Britain on Monday announced it would sanction six of Bashar Assad's allies, including the regime's foreign minister and close advisers, for "repressing the Syrian people."

"Today, we are holding six more individuals from the regime to account for their wholesale assault on the very citizens they should be protecting," British Foreign Secretary Dominic Raab said, as Agence France-Presse (AFP) reported. "The Assad regime has subjected the Syrian people to a decade of brutality for the temerity of demanding peaceful reform."

According to Reuters, those sanctioned include the regime's Foreign Minister Faisal Miqdad, Assad adviser Luna al-Shibl, financier Yassar Ibrahim, businessperson Muhammad Bara’ Al-Qatirji, Republican Guard commander Malik Aliaa and Army Major Zaid Salah.

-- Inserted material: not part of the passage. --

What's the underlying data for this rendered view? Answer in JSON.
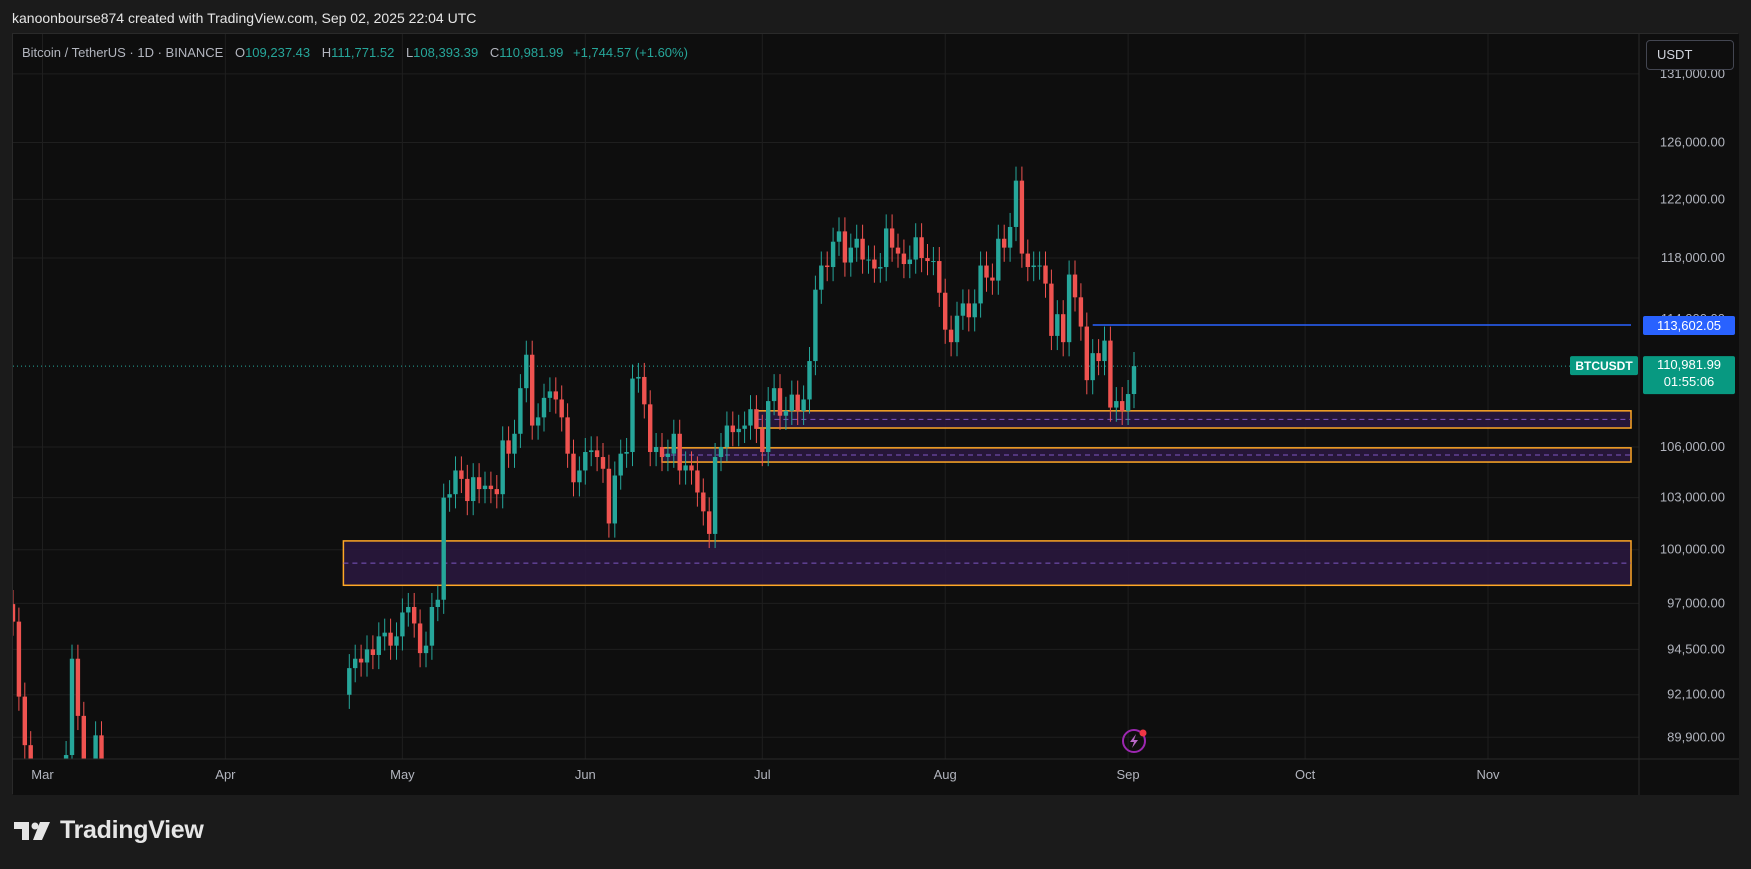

In mid-March, 2011, peaceful pro-democracy protests developed into a multi-sided conflict that sucked in world powers, killed hundreds of thousands of people and displaced millions more.

The overall death toll in Syria's civil war has reached 388,652 since it began a decade ago this month, a war monitor said Sunday. The Britain-based Syrian Observatory for Human Rights said the figures include almost 117,388 civilians, among them more than 22,000 children.

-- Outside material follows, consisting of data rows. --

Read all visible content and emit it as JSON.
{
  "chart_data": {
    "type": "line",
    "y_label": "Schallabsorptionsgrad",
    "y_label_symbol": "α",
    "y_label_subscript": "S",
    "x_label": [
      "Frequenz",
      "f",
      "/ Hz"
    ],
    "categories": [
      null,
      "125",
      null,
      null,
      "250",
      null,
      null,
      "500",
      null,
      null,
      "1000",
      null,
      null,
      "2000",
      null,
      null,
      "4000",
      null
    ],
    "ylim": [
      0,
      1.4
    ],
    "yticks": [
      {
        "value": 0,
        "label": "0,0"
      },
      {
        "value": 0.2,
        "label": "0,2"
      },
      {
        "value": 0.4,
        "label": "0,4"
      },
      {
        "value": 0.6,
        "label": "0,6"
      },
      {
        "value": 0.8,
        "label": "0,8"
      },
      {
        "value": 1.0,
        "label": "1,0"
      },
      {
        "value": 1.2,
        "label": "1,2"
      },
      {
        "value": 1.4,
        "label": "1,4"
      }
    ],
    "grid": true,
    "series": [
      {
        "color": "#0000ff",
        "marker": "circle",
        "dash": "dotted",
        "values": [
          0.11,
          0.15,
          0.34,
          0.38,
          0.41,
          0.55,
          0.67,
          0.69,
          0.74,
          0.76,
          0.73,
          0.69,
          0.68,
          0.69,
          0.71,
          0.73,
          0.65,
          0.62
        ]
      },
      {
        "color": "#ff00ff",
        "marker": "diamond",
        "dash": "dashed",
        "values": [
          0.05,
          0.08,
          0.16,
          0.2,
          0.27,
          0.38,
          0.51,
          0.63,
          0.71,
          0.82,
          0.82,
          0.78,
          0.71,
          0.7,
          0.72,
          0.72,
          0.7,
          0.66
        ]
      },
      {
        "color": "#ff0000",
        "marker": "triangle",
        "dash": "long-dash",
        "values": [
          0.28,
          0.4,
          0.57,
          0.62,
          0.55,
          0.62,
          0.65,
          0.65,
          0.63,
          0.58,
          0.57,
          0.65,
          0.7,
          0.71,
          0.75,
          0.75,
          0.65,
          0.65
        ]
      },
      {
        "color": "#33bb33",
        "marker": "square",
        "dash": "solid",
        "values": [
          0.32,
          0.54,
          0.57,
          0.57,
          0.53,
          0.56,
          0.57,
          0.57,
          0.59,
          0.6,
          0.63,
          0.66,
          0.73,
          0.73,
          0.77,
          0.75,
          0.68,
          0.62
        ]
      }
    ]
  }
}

Attacks by the Syrian regime and allied militia forces accounted for the majority of civilian deaths, said the Britain-based monitor, which relies on sources inside Syria for its reports. The Observatory's previous tally was issued in December and stood at more than 387,000.

The Observatory also documented at least 16,000 deaths in regime prisons and detention centers since the conflict erupted in 2011 after the brutal repression of anti-regime protests. It said, however, that the real number was likely higher because its tally does not include 88,000 people believed to have died while being tortured in regime prisons.

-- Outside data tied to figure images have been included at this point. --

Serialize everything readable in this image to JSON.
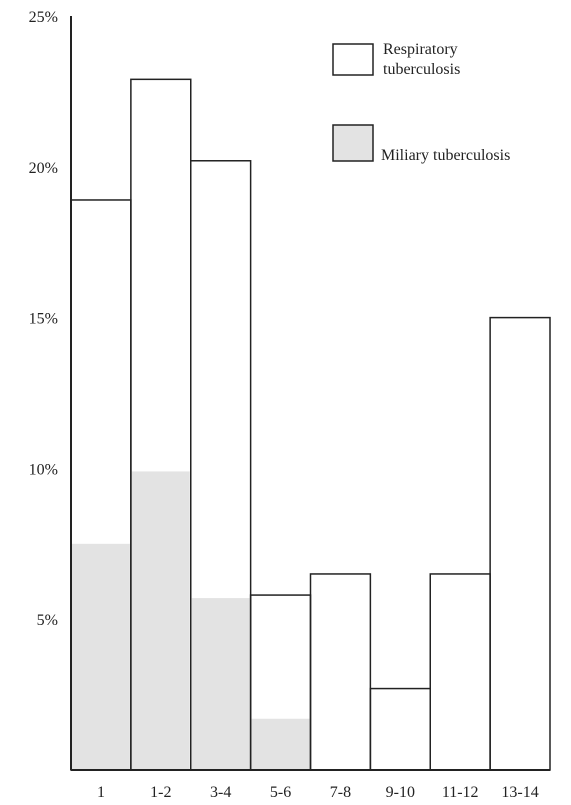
{
  "chart_data": {
    "type": "bar",
    "categories": [
      "1",
      "1-2",
      "3-4",
      "5-6",
      "7-8",
      "9-10",
      "11-12",
      "13-14"
    ],
    "series": [
      {
        "name": "Respiratory tuberculosis",
        "values": [
          18.9,
          22.9,
          20.2,
          5.8,
          6.5,
          2.7,
          6.5,
          15.0
        ],
        "color": "#ffffff",
        "stroke": "#222222"
      },
      {
        "name": "Miliary tuberculosis",
        "values": [
          7.5,
          9.9,
          5.7,
          1.7,
          0,
          0,
          0,
          0
        ],
        "color": "#e3e3e3",
        "stroke": "none"
      }
    ],
    "y_ticks": [
      {
        "value": 25,
        "label": "25%"
      },
      {
        "value": 20,
        "label": "20%"
      },
      {
        "value": 15,
        "label": "15%"
      },
      {
        "value": 10,
        "label": "10%"
      },
      {
        "value": 5,
        "label": "5%"
      }
    ],
    "ylim": [
      0,
      25
    ],
    "legend": {
      "placement": "top-right",
      "respiratory_line1": "Respiratory",
      "respiratory_line2": "tuberculosis",
      "miliary_label": "Miliary tuberculosis"
    },
    "title": "",
    "xlabel": "",
    "ylabel": "",
    "grid": false,
    "overlay": true
  }
}
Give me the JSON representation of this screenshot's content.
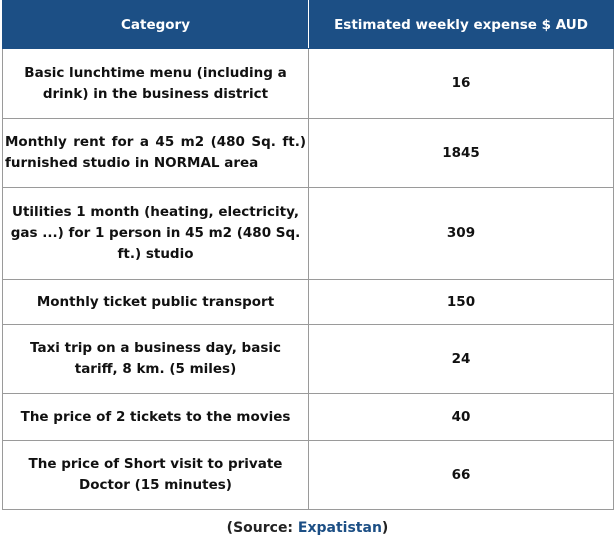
{
  "table": {
    "headers": [
      "Category",
      "Estimated weekly expense $ AUD"
    ],
    "rows": [
      {
        "category": "Basic lunchtime menu (including a drink) in the business district",
        "value": "16"
      },
      {
        "category": "Monthly rent for a 45 m2 (480 Sq. ft.) furnished studio in NORMAL area",
        "value": "1845"
      },
      {
        "category": "Utilities 1 month (heating, electricity, gas ...) for 1 person in 45 m2 (480 Sq. ft.) studio",
        "value": "309"
      },
      {
        "category": "Monthly ticket public transport",
        "value": "150"
      },
      {
        "category": "Taxi trip on a business day, basic tariff, 8 km. (5 miles)",
        "value": "24"
      },
      {
        "category": "The price of 2 tickets to the movies",
        "value": "40"
      },
      {
        "category": "The price of Short visit to private Doctor (15 minutes)",
        "value": "66"
      }
    ]
  },
  "source": {
    "prefix": "(Source: ",
    "link_text": "Expatistan",
    "suffix": ")"
  },
  "colors": {
    "header_bg": "#1c4f85",
    "link": "#1c4f85"
  }
}
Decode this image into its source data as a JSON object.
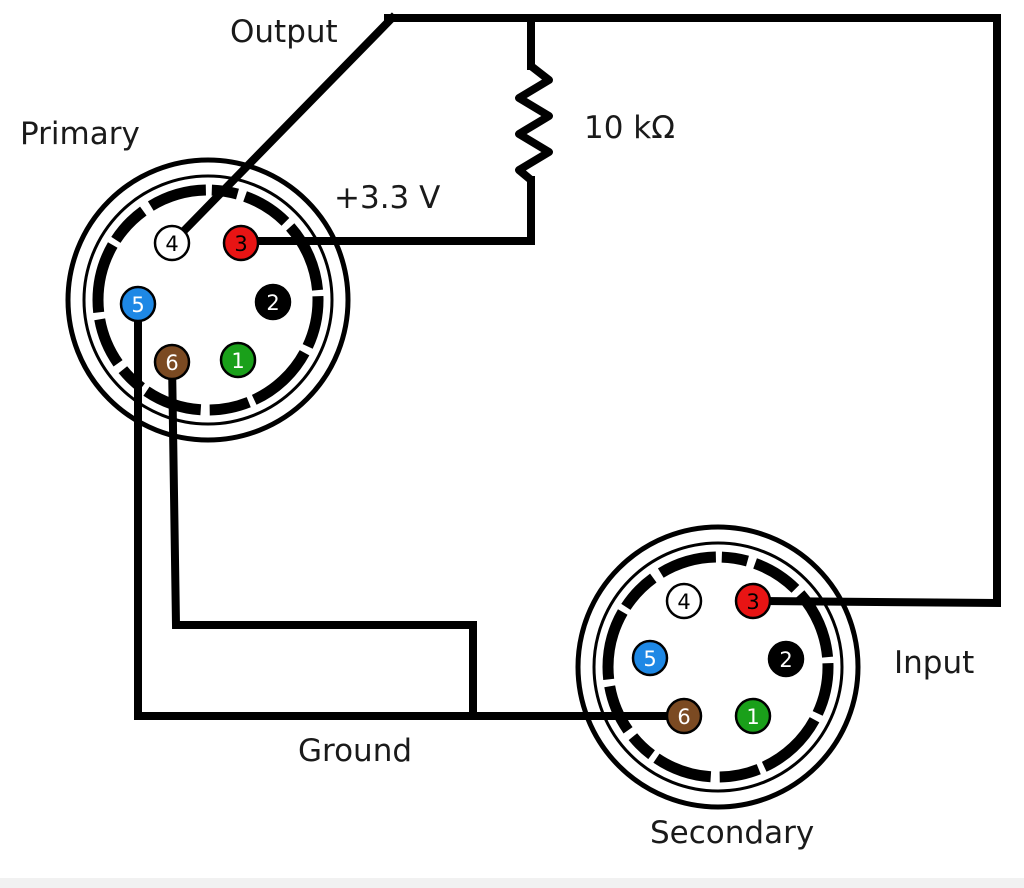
{
  "labels": {
    "output": "Output",
    "primary": "Primary",
    "resistor": "10 kΩ",
    "voltage": "+3.3 V",
    "ground": "Ground",
    "input": "Input",
    "secondary": "Secondary"
  },
  "connectors": {
    "primary": {
      "pins": [
        {
          "number": "4",
          "color": "#ffffff",
          "text_color": "#000000"
        },
        {
          "number": "3",
          "color": "#e81414",
          "text_color": "#000000"
        },
        {
          "number": "5",
          "color": "#1e88e5",
          "text_color": "#ffffff"
        },
        {
          "number": "2",
          "color": "#000000",
          "text_color": "#ffffff"
        },
        {
          "number": "6",
          "color": "#7b4a22",
          "text_color": "#ffffff"
        },
        {
          "number": "1",
          "color": "#1aa01a",
          "text_color": "#ffffff"
        }
      ]
    },
    "secondary": {
      "pins": [
        {
          "number": "4",
          "color": "#ffffff",
          "text_color": "#000000"
        },
        {
          "number": "3",
          "color": "#e81414",
          "text_color": "#000000"
        },
        {
          "number": "5",
          "color": "#1e88e5",
          "text_color": "#ffffff"
        },
        {
          "number": "2",
          "color": "#000000",
          "text_color": "#ffffff"
        },
        {
          "number": "6",
          "color": "#7b4a22",
          "text_color": "#ffffff"
        },
        {
          "number": "1",
          "color": "#1aa01a",
          "text_color": "#ffffff"
        }
      ]
    }
  }
}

Today, the Damascus regime controls more than 60% of Syria after a string of Russia-backed victories against the opposition conducted since 2015. Among the regions still beyond its reach are the last opposition stronghold of Idlib in the northwest, Turkish-held areas along the northern border and northeastern parts of the country held by U.S.-backed YPG terrorists, the Syrian wing of the PKK terrorist group. The war has forced more than half the country's pre-war population to flee their homes. Some 200,000 people have gone missing, according to the war monitor.